Wednesday, November 13, 2013

Another Sample for Culture - To A&M it Goes

We had a sterile sample taken on Monday 11/11 to be overnighted to A&M for culture...I need to know what the bacteria is...

Darby has been doing well, the Piroxicam seems to be helping, but we still don't know if this tumor is Transitional Cell Carcinoma or cysts due to chronic infection...Its a waiting game...

After a brief e-mail to Dr. Allen's office I receive the report from the Pathologist at A&M...It's complex, but pretty detailed...Now, I'm sick to my stomach.  My anxiety level is so high I can't think straight.  I'm sick with worry...

I pace back and forth as I chat with different friends.

My dilema:
- Darby's report shows bacteria...it shows a chronic infection...My friend Erica talks about exhausted neutorphyls.  These are signs that her body has been fighting something...
- Darby is only on a anti inflamatory / pain reducer, she is not on an antibiotic
- We have to wait 48 to 72 hours for the culture to grow bacteria

I'm nervous, I feel like I have no control.  How can I let her have this infection for another 48 hours.  How?  Can Darby hold up?  I'm watching her like a hawk now...obsessively compulsively watching her.  She is urinating more often, what does that mean?  She doesn't look right...the questions, the concern...I need peace to settle my fears...I need to TRUST.  The insecurity is overwhelming...

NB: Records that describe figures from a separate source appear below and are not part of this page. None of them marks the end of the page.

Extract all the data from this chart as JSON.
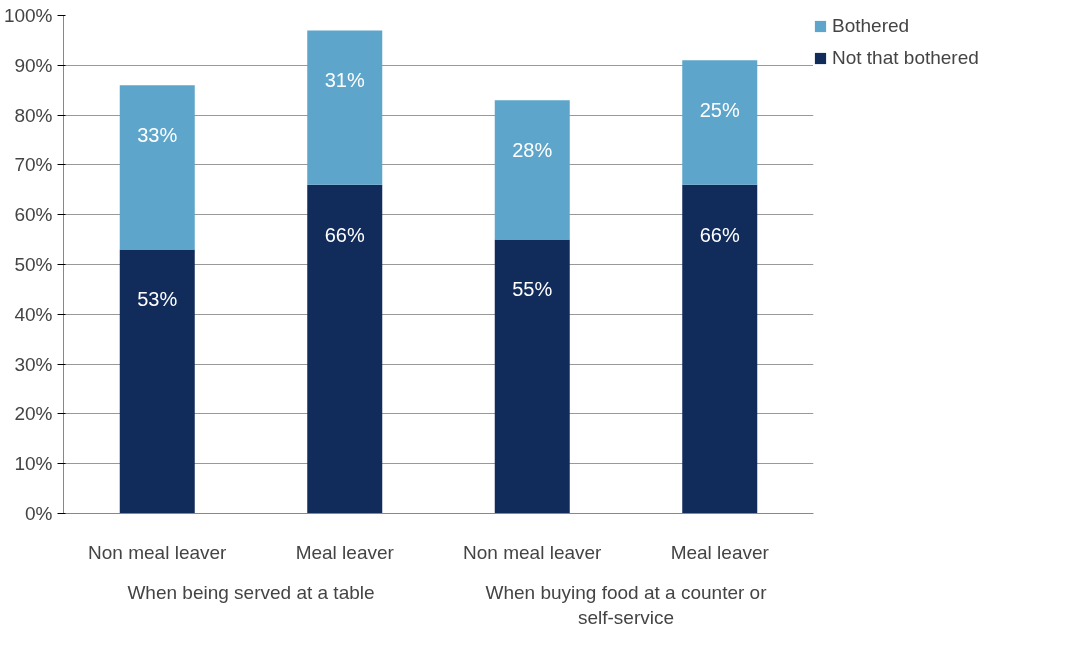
{
  "chart_data": {
    "type": "bar",
    "stacked": true,
    "categories": [
      "Non meal leaver",
      "Meal leaver",
      "Non meal leaver",
      "Meal leaver"
    ],
    "series": [
      {
        "name": "Not that bothered",
        "color": "#112b5b",
        "values": [
          53,
          66,
          55,
          66
        ],
        "value_labels": [
          "53%",
          "66%",
          "55%",
          "66%"
        ]
      },
      {
        "name": "Bothered",
        "color": "#5ea5cb",
        "values": [
          33,
          31,
          28,
          25
        ],
        "value_labels": [
          "33%",
          "31%",
          "28%",
          "25%"
        ]
      }
    ],
    "annotations": [
      "When being served at a table",
      "When buying food at a counter or self-service"
    ],
    "ylim": [
      0,
      100
    ],
    "yticks": [
      {
        "value": 0,
        "label": "0%"
      },
      {
        "value": 10,
        "label": "10%"
      },
      {
        "value": 20,
        "label": "20%"
      },
      {
        "value": 30,
        "label": "30%"
      },
      {
        "value": 40,
        "label": "40%"
      },
      {
        "value": 50,
        "label": "50%"
      },
      {
        "value": 60,
        "label": "60%"
      },
      {
        "value": 70,
        "label": "70%"
      },
      {
        "value": 80,
        "label": "80%"
      },
      {
        "value": 90,
        "label": "90%"
      },
      {
        "value": 100,
        "label": "100%"
      }
    ],
    "grid": "y",
    "legend": "top right"
  }
}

The questions going through my head:
  • How do I preoccupy my mind for the next two days?
  • She is stretching out on the bed, that's a good sign...
  • Do I take her to Dr. Allen's tomorrow for observation?...I'm sure they are sick of me by now.
  • Do I start her on an antibiotic before we receive the culture?
  • Is she OK?
  • What if they can't grow the bacteria, am I ready?
  • If I don't take her to Dr. Allen's, I'm going to ask my mom to come visit Darby at lunch...
  • For all I know, she is probably fine, and I am worrying for  nothing..
  • There is no way i can get back to sleep now (woke up at 1:30 a.m), waking up time is in 1.5 hours.
All I can say is that this is so difficult.  I don't want to give up on Darby.  I want to do as much as I can no matter what.  I'm thankful to have friends and family that will help me through this process.  I want to make sure that I am not looking at the situation through rose colored glasses.